The relevance of this statistical data is dubious at best. The Boston survey notes that it is the compiled results of 612 Bostonians aged 18 to 54.  So we have a self-selected anonymous survey of readers of the magazine that represents less than 1/1000th of the population of the city.  I seriously suspect even less work was done on other such surveys; perhaps an impromptu poll around the office.  No one should take these results seriously.  No one.

Of course, I doubt anyone does take these surveys very seriously.  Or, at least, that’s what most of us claim.  The problem is that many people read them, even if it is only out of prurient curiosity, and this becomes an element of one’s own particular brain-washing.  You see, every one of us is brain-washed.  It is absolutely unavoidable in our culture.  But, in truth, we have a good amount of control about what actually washes our brains.  This form of discernment, especially in light of these surveys, is part of the virtue of chastity.

When we fail to exercise this discernment, even as we laugh our way through the stats on display, we are subtly affected by what we read. We logically conclude that these kinds of quotes and anecdotes about unusual sexual behavior are not the norm, but we sometimes fail to see the brokenness of the persons involved in these tales.  And we start to think that maybe if there is one person like this, maybe, just maybe, there are more people also secretly just like this.  And then we might think: if I find this behavior unusual, maybe I’m the one who is prudish, or out of touch, or not as progressive as I might want to think.  At that point, even if we never change our behavior one bit, our momentary confusion, a consequence of brain-washing, has hindered us in our responsiveness to the grace of Christ that makes us fully human.
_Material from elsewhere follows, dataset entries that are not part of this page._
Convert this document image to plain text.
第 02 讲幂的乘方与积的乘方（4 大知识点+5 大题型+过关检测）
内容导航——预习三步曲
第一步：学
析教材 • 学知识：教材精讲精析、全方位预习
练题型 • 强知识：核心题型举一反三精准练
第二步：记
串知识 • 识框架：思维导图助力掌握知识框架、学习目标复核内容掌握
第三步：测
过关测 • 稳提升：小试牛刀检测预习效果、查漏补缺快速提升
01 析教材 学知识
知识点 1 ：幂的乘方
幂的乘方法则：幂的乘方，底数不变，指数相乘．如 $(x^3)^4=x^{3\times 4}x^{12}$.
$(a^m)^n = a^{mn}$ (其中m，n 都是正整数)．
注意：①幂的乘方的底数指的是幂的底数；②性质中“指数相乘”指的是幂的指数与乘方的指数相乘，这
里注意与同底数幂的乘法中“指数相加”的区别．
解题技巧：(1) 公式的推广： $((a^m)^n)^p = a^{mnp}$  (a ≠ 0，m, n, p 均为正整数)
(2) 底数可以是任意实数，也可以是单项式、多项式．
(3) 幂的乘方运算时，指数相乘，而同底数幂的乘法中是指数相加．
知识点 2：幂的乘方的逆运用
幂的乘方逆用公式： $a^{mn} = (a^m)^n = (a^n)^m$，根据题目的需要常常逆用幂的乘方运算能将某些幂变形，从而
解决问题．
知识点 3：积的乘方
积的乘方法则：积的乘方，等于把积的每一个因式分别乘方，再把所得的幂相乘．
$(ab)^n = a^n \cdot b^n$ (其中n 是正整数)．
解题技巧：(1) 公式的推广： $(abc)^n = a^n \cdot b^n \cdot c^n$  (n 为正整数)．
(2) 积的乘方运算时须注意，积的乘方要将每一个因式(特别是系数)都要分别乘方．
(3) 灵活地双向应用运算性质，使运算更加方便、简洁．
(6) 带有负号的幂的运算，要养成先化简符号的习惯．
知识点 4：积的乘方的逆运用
So we have to practice discernment. We must, to use one of those old-fashioned traditionalist phrases, “discipline our senses.”  We need to make prudent choices about what we allow to live in our brains, to become strongholds in our mind, and when we do hear about or read these surveys, we have to turn to prayer for ourselves and for our whole culture that the Kingdom might become more fully alive among us.

In the meantime, if you happen to be one of those people who enjoys the acts proper to your sacrament in a loving, unitive embrace that is open to new life, or if you’re a single person who respects yourself and those with whom you are in relationship because you recognize that you are wonderfully made in the image of God, or if you are a celibate who lives a holy vocation as a sexual human being, offering yourself in acts of love and service, then according to these surveys, we’re the freaky ones.  Let your freak flag fly, baby!